Pilihan tempat makan kami jatuh pada sebuah kedai sushi di bilangan Tebet. Sebenarnya, kami hanya penasaran dengan kedai ini yang memang baru beberapa bulan beroperasi. Cukup lama menunggu pesanan, kami mengahabiskan Sabtu sore itu dengan membahas banyak hal seru, dan tertawa bersama tentunya. Tawa yang besar lebih tepatnya, sehingga (kurasa) cukup mengganggu pengunjung lain yang mayoritas pasangan muda. Yaiyalah, malem Minggu gitu lho. Rasa penasaran kami pun terjawab setelah pesanan kami tiba dengan selamat di meja. Ini dia beberapa gambar pesanan yang kami abadikan.

all I want is sushi

royce ice cream

Nah, gimana pendapat teman-teman setelah melihat gambar sebelumnya? Well, menurutku dan teman-teman, rasa sushi tersebut ya standar dan datar saja. Sangat terbantu dengan dibubuhkannya mayonaise. Selebihnya, masih terdapat cela yang nyata. Antara lain, nasi dan unaginya yang keras terasa. Meningat tujuan awal kami yang memang hanya iseng mencoba kedai baru, hal ini tidak cukup memberikan kesan dan pesan tersendiri.

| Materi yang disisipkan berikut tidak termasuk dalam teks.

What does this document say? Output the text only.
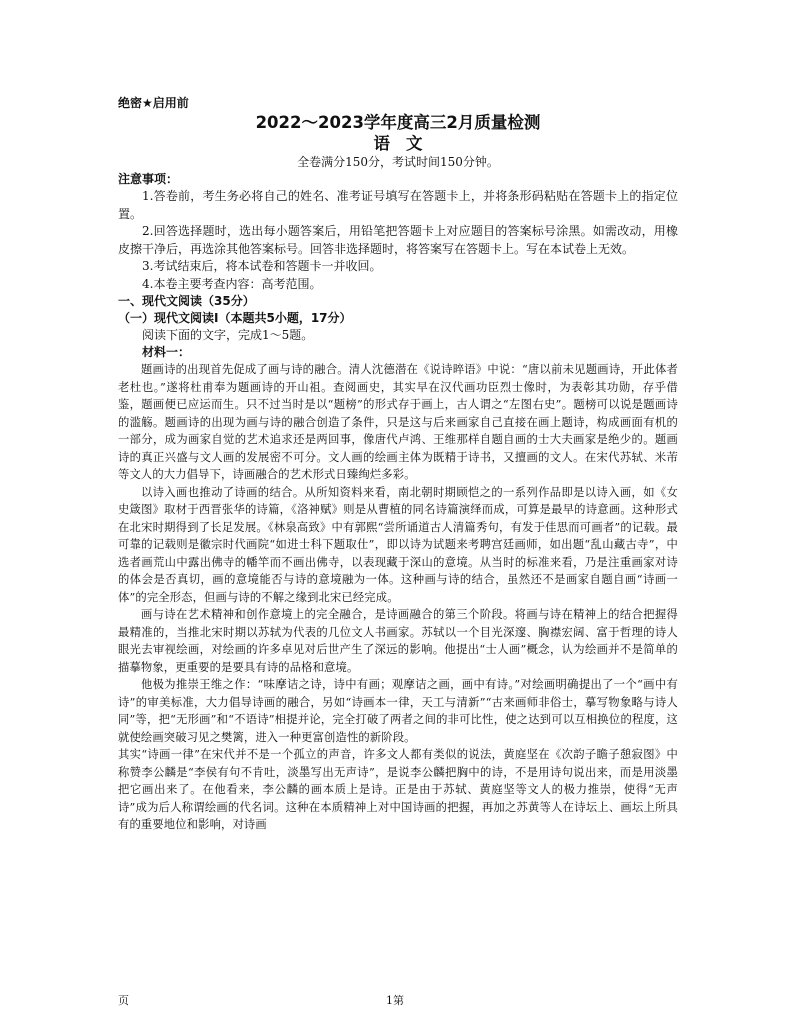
绝密★启用前

2022～2023学年度高三2月质量检测

语文

全卷满分150分，考试时间150分钟。

注意事项：

1.答卷前，考生务必将自己的姓名、准考证号填写在答题卡上，并将条形码粘贴在答题卡上的指定位置。

2.回答选择题时，选出每小题答案后，用铅笔把答题卡上对应题目的答案标号涂黑。如需改动，用橡皮擦干净后，再选涂其他答案标号。回答非选择题时，将答案写在答题卡上。写在本试卷上无效。

3.考试结束后，将本试卷和答题卡一并收回。

4.本卷主要考查内容：高考范围。

一、现代文阅读（35分）

（一）现代文阅读Ⅰ（本题共5小题，17分）

阅读下面的文字，完成1～5题。

材料一：

题画诗的出现首先促成了画与诗的融合。清人沈德潜在《说诗晬语》中说：“唐以前未见题画诗，开此体者老杜也。”遂将杜甫奉为题画诗的开山祖。查阅画史，其实早在汉代画功臣烈士像时，为表彰其功勋，存乎借鉴，题画便已应运而生。只不过当时是以“题榜”的形式存于画上，古人谓之“左图右史”。题榜可以说是题画诗的滥觞。题画诗的出现为画与诗的融合创造了条件，只是这与后来画家自己直接在画上题诗，构成画面有机的一部分，成为画家自觉的艺术追求还是两回事，像唐代卢鸿、王维那样自题自画的士大夫画家是绝少的。题画诗的真正兴盛与文人画的发展密不可分。文人画的绘画主体为既精于诗书，又擅画的文人。在宋代苏轼、米芾等文人的大力倡导下，诗画融合的艺术形式日臻绚烂多彩。

以诗入画也推动了诗画的结合。从所知资料来看，南北朝时期顾恺之的一系列作品即是以诗入画，如《女史箴图》取材于西晋张华的诗篇，《洛神赋》则是从曹植的同名诗篇演绎而成，可算是最早的诗意画。这种形式在北宋时期得到了长足发展。《林泉高致》中有郭熙“尝所诵道古人清篇秀句，有发于佳思而可画者”的记载。最可靠的记载则是徽宗时代画院“如进士科下题取仕”，即以诗为试题来考聘宫廷画师，如出题“乱山藏古寺”，中选者画荒山中露出佛寺的幡竿而不画出佛寺，以表现藏于深山的意境。从当时的标准来看，乃是注重画家对诗的体会是否真切，画的意境能否与诗的意境融为一体。这种画与诗的结合，虽然还不是画家自题自画“诗画一体”的完全形态，但画与诗的不解之缘到北宋已经完成。

画与诗在艺术精神和创作意境上的完全融合，是诗画融合的第三个阶段。将画与诗在精神上的结合把握得最精准的，当推北宋时期以苏轼为代表的几位文人书画家。苏轼以一个目光深邃、胸襟宏阔、富于哲理的诗人眼光去审视绘画，对绘画的许多卓见对后世产生了深远的影响。他提出“士人画”概念，认为绘画并不是简单的描摹物象，更重要的是要具有诗的品格和意境。

他极为推崇王维之作：“味摩诘之诗，诗中有画；观摩诘之画，画中有诗。”对绘画明确提出了一个“画中有诗”的审美标准，大力倡导诗画的融合，另如“诗画本一律，天工与清新”“古来画师非俗士，摹写物象略与诗人同”等，把“无形画”和“不语诗”相提并论，完全打破了两者之间的非可比性，使之达到可以互相换位的程度，这就使绘画突破习见之樊篱，进入一种更富创造性的新阶段。

其实“诗画一律”在宋代并不是一个孤立的声音，许多文人都有类似的说法，黄庭坚在《次韵子瞻子憩寂图》中称赞李公麟是“李侯有句不肯吐，淡墨写出无声诗”，是说李公麟把胸中的诗，不是用诗句说出来，而是用淡墨把它画出来了。在他看来，李公麟的画本质上是诗。正是由于苏轼、黄庭坚等文人的极力推崇，使得“无声诗”成为后人称谓绘画的代名词。这种在本质精神上对中国诗画的把握，再加之苏黄等人在诗坛上、画坛上所具有的重要地位和影响，对诗画

页	1第
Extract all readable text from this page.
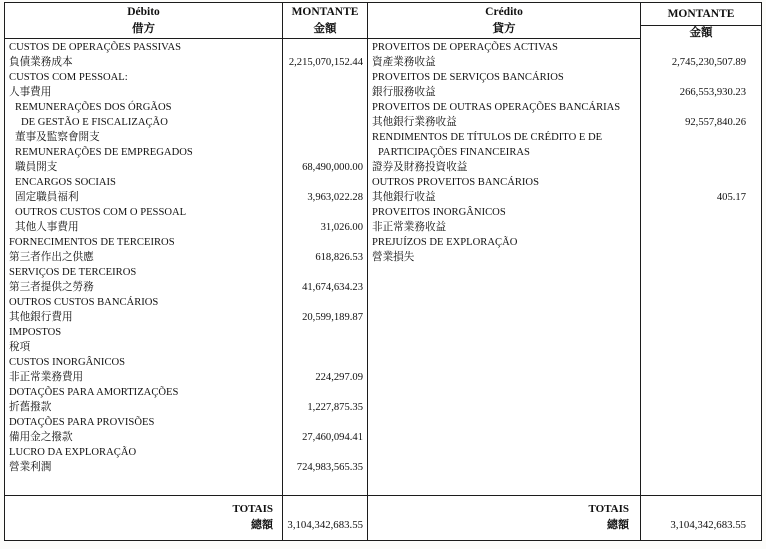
Débito
借方
MONTANTE
金額
Crédito
貸方
MONTANTE
金額
CUSTOS DE OPERAÇÕES PASSIVAS
負債業務成本
CUSTOS COM PESSOAL:
人事費用
REMUNERAÇÕES DOS ÓRGÃOS
DE GESTÃO E FISCALIZAÇÃO
董事及監察會開支
REMUNERAÇÕES DE EMPREGADOS
職員開支
ENCARGOS SOCIAIS
固定職員福利
OUTROS CUSTOS COM O PESSOAL
其他人事費用
FORNECIMENTOS DE TERCEIROS
第三者作出之供應
SERVIÇOS DE TERCEIROS
第三者提供之勞務
OUTROS CUSTOS BANCÁRIOS
其他銀行費用
IMPOSTOS
稅項
CUSTOS INORGÂNICOS
非正常業務費用
DOTAÇÕES PARA AMORTIZAÇÕES
折舊撥款
DOTAÇÕES PARA PROVISÕES
備用金之撥款
LUCRO DA EXPLORAÇÃO
營業利潤
2,215,070,152.44
68,490,000.00
3,963,022.28
31,026.00
618,826.53
41,674,634.23
20,599,189.87
224,297.09
1,227,875.35
27,460,094.41
724,983,565.35
PROVEITOS DE OPERAÇÕES ACTIVAS
資產業務收益
PROVEITOS DE SERVIÇOS BANCÁRIOS
銀行服務收益
PROVEITOS DE OUTRAS OPERAÇÕES BANCÁRIAS
其他銀行業務收益
RENDIMENTOS DE TÍTULOS DE CRÉDITO E DE
PARTICIPAÇÕES FINANCEIRAS
證券及財務投資收益
OUTROS PROVEITOS BANCÁRIOS
其他銀行收益
PROVEITOS INORGÂNICOS
非正常業務收益
PREJUÍZOS DE EXPLORAÇÃO
營業損失
2,745,230,507.89
266,553,930.23
92,557,840.26
405.17
TOTAIS
總額	3,104,342,683.55
TOTAIS
總額	3,104,342,683.55
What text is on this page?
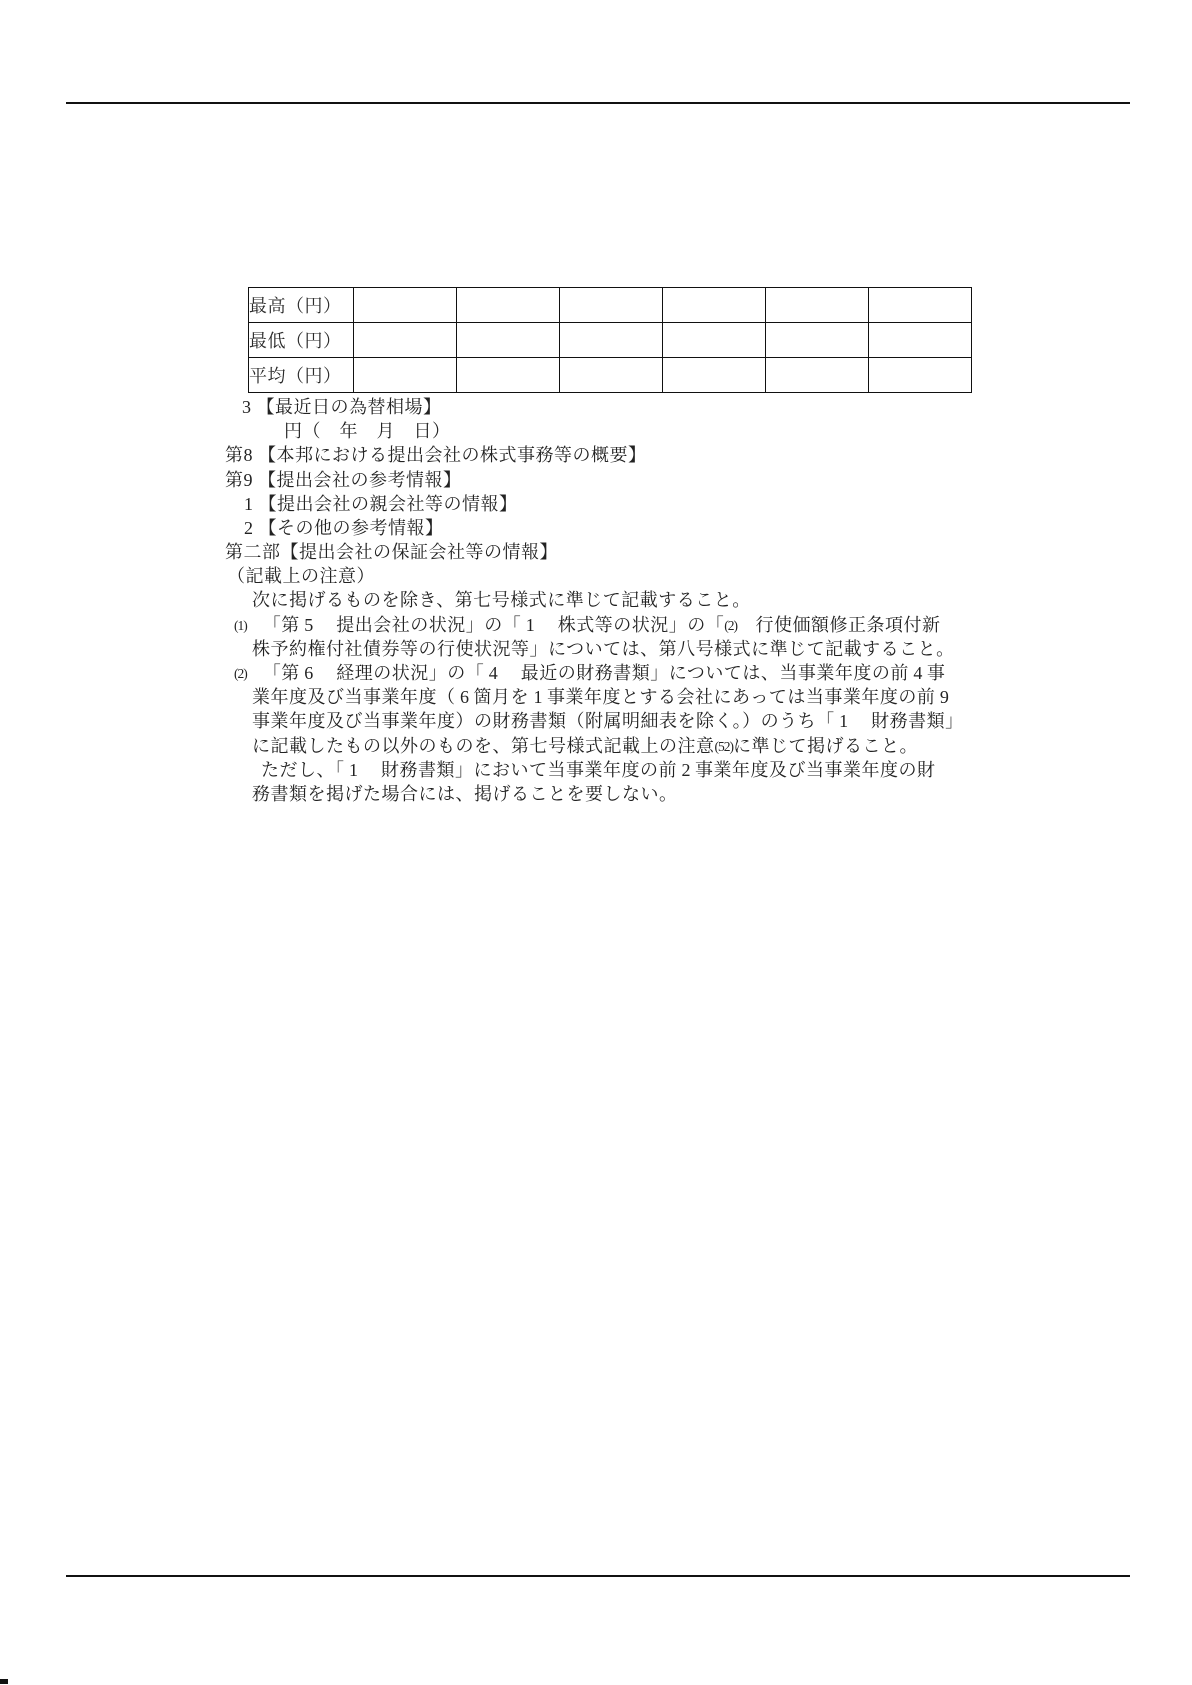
最高（円）						
最低（円）						
平均（円）						
3 【最近日の為替相場】
円（　年　月　日）
第8 【本邦における提出会社の株式事務等の概要】
第9 【提出会社の参考情報】
1 【提出会社の親会社等の情報】
2 【その他の参考情報】
第二部【提出会社の保証会社等の情報】
（記載上の注意）
次に掲げるものを除き、第七号様式に準じて記載すること。
(1) 「第 5　提出会社の状況」の「 1　株式等の状況」の「(2)　行使価額修正条項付新
株予約権付社債券等の行使状況等」については、第八号様式に準じて記載すること。
(2) 「第 6　経理の状況」の「 4　最近の財務書類」については、当事業年度の前 4 事
業年度及び当事業年度（ 6 箇月を 1 事業年度とする会社にあっては当事業年度の前 9
事業年度及び当事業年度）の財務書類（附属明細表を除く。）のうち「 1　財務書類」
に記載したもの以外のものを、第七号様式記載上の注意(52)に準じて掲げること。
ただし、「 1　財務書類」において当事業年度の前 2 事業年度及び当事業年度の財
務書類を掲げた場合には、掲げることを要しない。
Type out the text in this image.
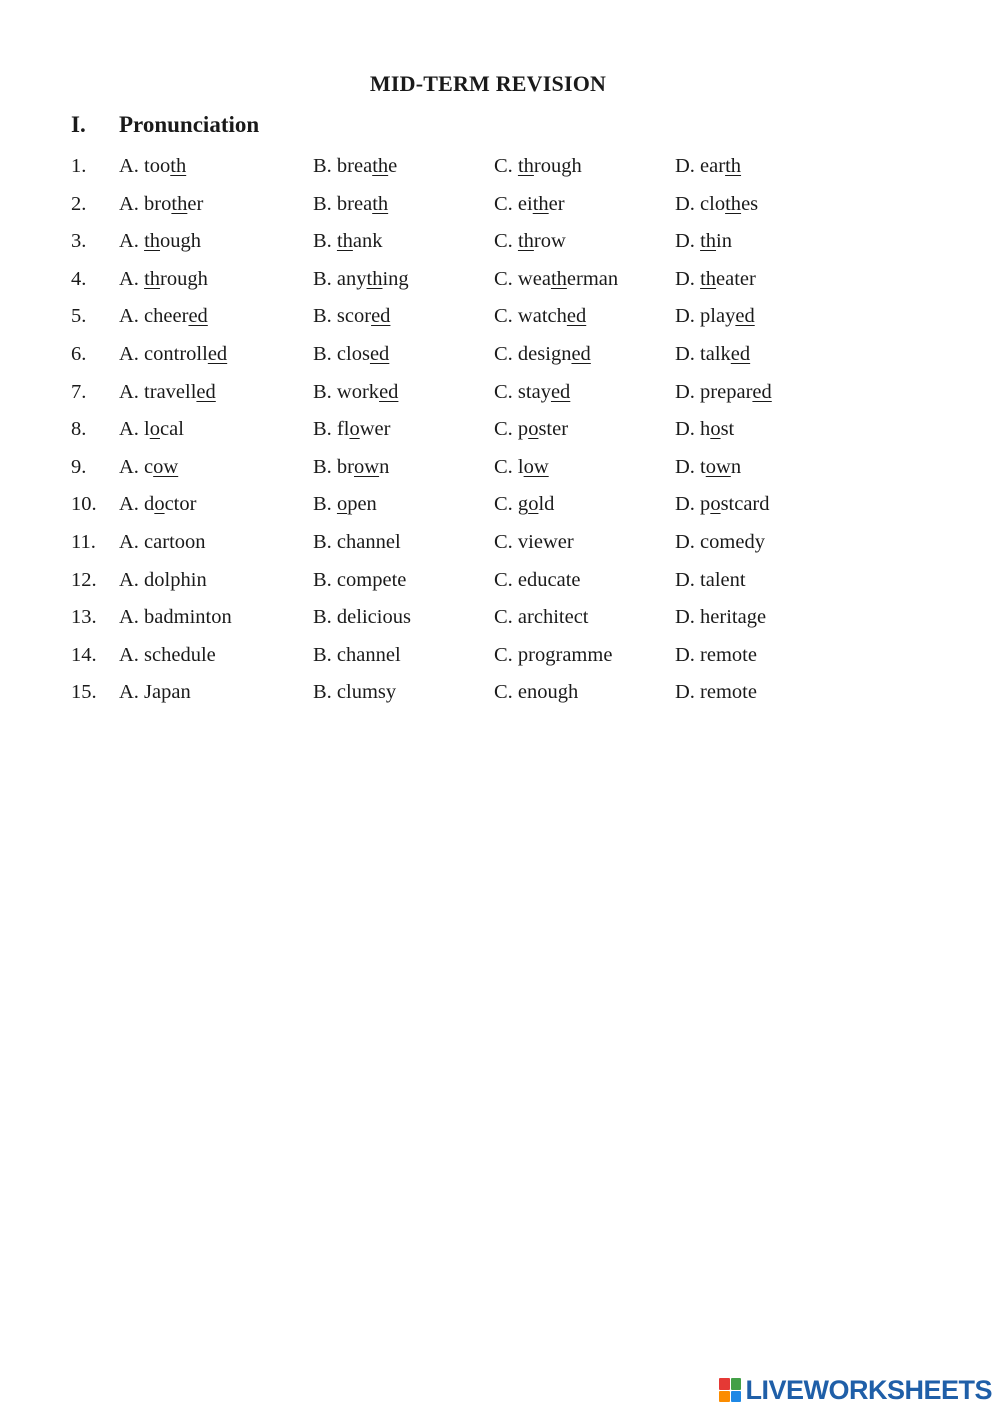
MID-TERM REVISION
I. Pronunciation
1. A. tooth	B. breathe	C. through	D. earth
2. A. brother	B. breath	C. either	D. clothes
3. A. though	B. thank	C. throw	D. thin
4. A. through	B. anything	C. weatherman	D. theater
5. A. cheered	B. scored	C. watched	D. played
6. A. controlled	B. closed	C. designed	D. talked
7. A. travelled	B. worked	C. stayed	D. prepared
8. A. local	B. flower	C. poster	D. host
9. A. cow	B. brown	C. low	D. town
10. A. doctor	B. open	C. gold	D. postcard
11. A. cartoon	B. channel	C. viewer	D. comedy
12. A. dolphin	B. compete	C. educate	D. talent
13. A. badminton	B. delicious	C. architect	D. heritage
14. A. schedule	B. channel	C. programme	D. remote
15. A. Japan	B. clumsy	C. enough	D. remote
LIVEWORKSHEETS
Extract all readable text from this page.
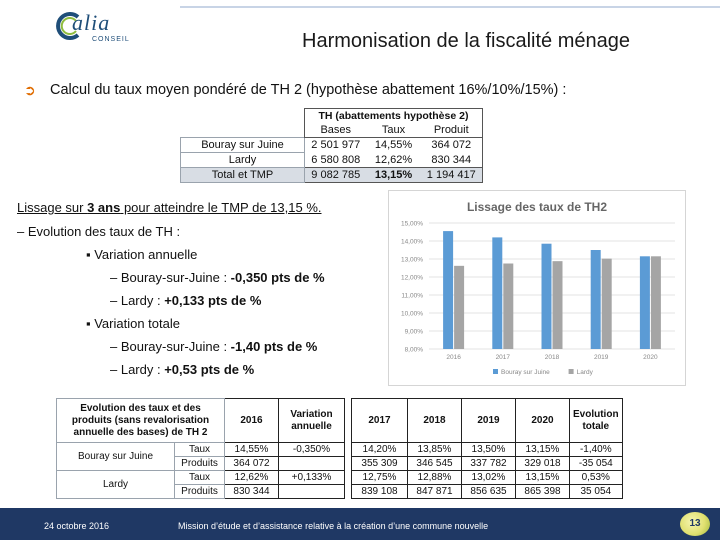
alia
CONSEIL	Harmonisation de la fiscalité ménage
➲ Calcul du taux moyen pondéré de TH 2 (hypothèse abattement 16%/10%/15%) :
	TH (abattements hypothèse 2)		
	Bases	Taux	Produit
Bouray sur Juine	2 501 977	14,55%	364 072
Lardy	6 580 808	12,62%	830 344
Total et TMP	9 082 785	13,15%	1 194 417
Lissage sur 3 ans pour atteindre le TMP de 13,15 %.
– Evolution des taux de TH :
▪ Variation annuelle
– Bouray-sur-Juine : -0,350 pts de %
– Lardy : +0,133 pts de %
▪ Variation totale
– Bouray-sur-Juine : -1,40 pts de %
– Lardy : +0,53 pts de %
Lissage des taux de TH2
8,00%
9,00%
10,00%
11,00%
12,00%
13,00%
14,00%
15,00%
2016	2017	2018	2019	2020
Bouray sur Juine	Lardy
Evolution des taux et des produits (sans revalorisation annuelle des bases) de TH 2		2016	Variation annuelle		2017	2018	2019	2020	Evolution totale
Bouray sur Juine	Taux	14,55%	-0,350%		14,20%	13,85%	13,50%	13,15%	-1,40%
	Produits	364 072			355 309	346 545	337 782	329 018	-35 054
Lardy	Taux	12,62%	+0,133%		12,75%	12,88%	13,02%	13,15%	0,53%
	Produits	830 344			839 108	847 871	856 635	865 398	35 054
24 octobre 2016	Mission d’étude et d’assistance relative à la création d’une commune nouvelle	13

Belum cukup dengan kebersamaan yang kurang lebih hanya sejaman, kami memutuskan untuk mendatangi salah satu kedai kopi di kawasan Epicentrum Walk, Kuningan. Kami menyebutnya “ngopi-ngopi galau”. Rasanya sebutan ini benar adanya. Bagaimana tidak, masing-masing dari kami semua membuka sesi curhat tak tahu tempat. Dan lagi-lagi, tertawa menjadi bumbu wajib dimanapun kami berada.

i'm too in love with green tea blended

 

Oke, curhatan kami tak jauh dari soal lawan jenis kami yang harus kami akui tingkat sensitivitasnya tak terasah. Ada yang menceritakan soal hubungannya yang mulai hambar dengan kekasih, ada yang baru pupus karena gebetannya ternyata telah beranak istri, ada juga yang masih terlibat dalam kompleksitas hubungan permantanan. Apapun itu, selalu menyenangkan mendengarkan kisah-kisah orang lain dan berbagi isi kepala bersama. Menyenangkan melihat beragamnya padangan teman-teman tapi sama sekali tak ada yang menjatuhkan. Menyenangkan mendapat masukan dan pendapat yang membuat masing-masing semakin kuat. Dan kamilah, SAHABAT.

sudut berbagi cerita dan mengisi perut

we're in action

Terima kasih sahabat telah mengubah Sabtuku yang penat menjadi hangat.